There was more dancing, brilliantly characterised by a virtuoso stint from the soloist on the vibraphone, great chorale-like fanfares from the brass, and antiphonal percussion effects, with the timpanist matching the soloist and the orchestral musicians producing triangles, spreading the scintillations throughout the soundscape (a pity about the noisy children in the gallery!). And what wonderful resonances Currie achieved with the tubular bells at the end, the resonances seeming to last for an eternity (I didn’t think the sounds of burbling children at that point entirely inappropriate – wasn’t it Christ who said “Suffer the little children to come unto me, for theirs is the kingdom of Heaven”, or words to that effect? – but some people who spoke to me during the interval were very angry about the disturbance!).

Fortunately, not one extraneous post-interval warble from the auditorium spoiled the limpid beauty of Ravel’s homage to the painter Velázquez, Pavane pour une Infante Défunte (in the printed programme both attempts at reproducing the French title came unstuck). The composer’s point about the music being an evocation of a dance rather than a funeral lament was nicely realised by conductor and players. Before the Strauss work, Death and Transfiguration, Alexander Shelley spoke to the audience concerning the programme of the music, explaining the composer’s intentions and tracing the music’s course throughout – so we were fully prepared for the fray, as it were, though some of the audience would have been at last year’s performance of the same work by the Wellington Orchestra, so it wouldn’t exactly have been an unknown quantity. On that occasion I thought the Wellington Orchestra surpassed themselves, with committed, full-toned and fiery playing under Marc Taddei’s direction; so I was interested to hear what the NZSO would make of it, albeit in a different venue and with another conductor.

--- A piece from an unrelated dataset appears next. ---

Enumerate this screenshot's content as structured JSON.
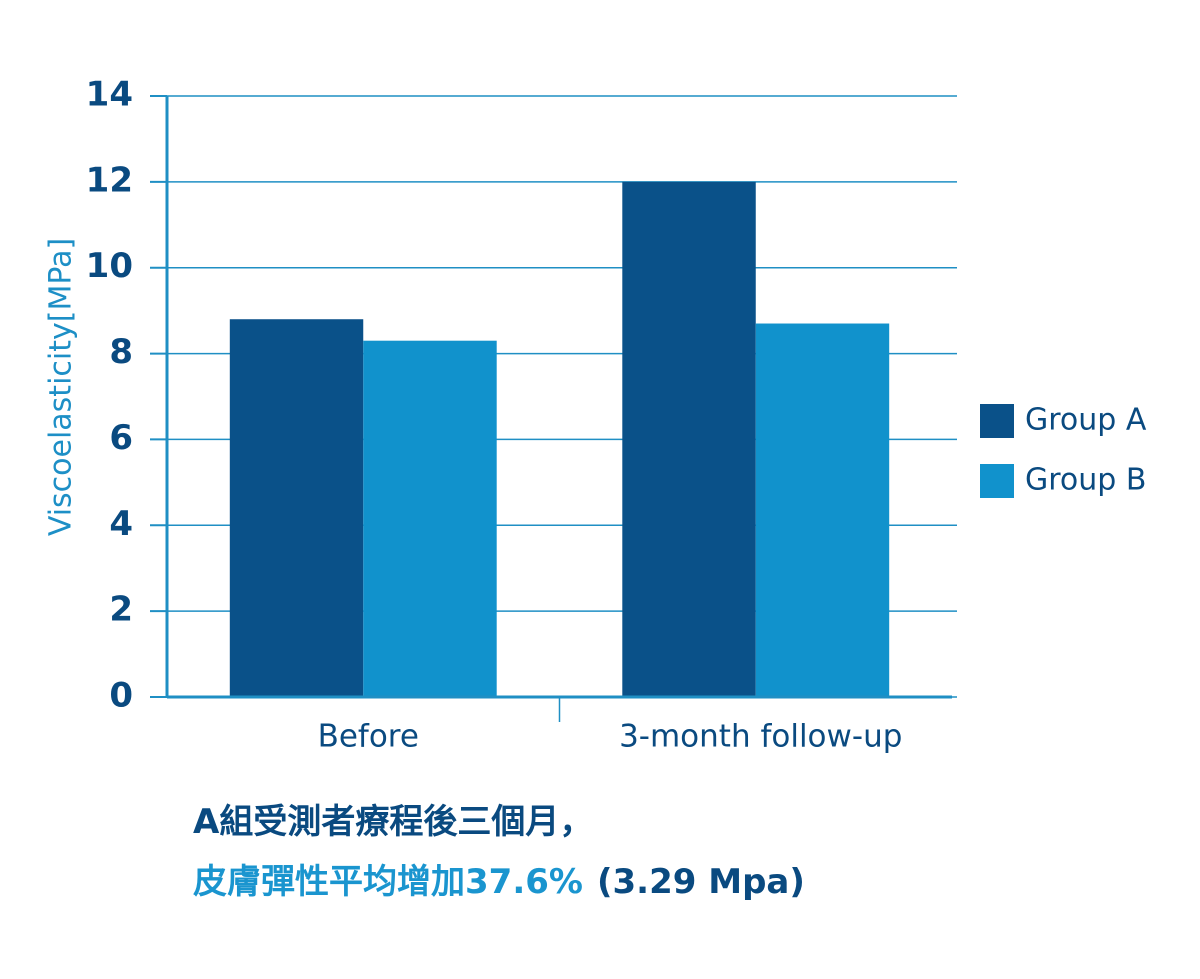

Only with the first arrival of the “Transfigured” theme did I markedly prefer the earlier performance – somehow (and probably aided by a more ample and resonant acoustic in the Town Hall) Taddei and his orchestra managed to “fashion” the theme from those preparatory gesturings more convincingly and organically, as if it was all the time growing into the shape and form of its first appearance; whereas with Shelley and the NZSO the warmth and radiance of it all seemed like a new idea, fetched up from somewhere else. Perhaps it was that Taddei’s reading seemed longer-breathed than Shelley’s, just that bit more boldly and deeply conceived; though in other respects, the NZSO’s playing for Shelly sounded truly resplendent in all departments, the winds in particular covering themselves with glory. The performance certainly had a sheen and burnished splendour of its own, the NZSO’s greater weight and refinement of tone imparting, if not the whole truth, a Brucknerian radiance at the very end that was well worth the waiting for.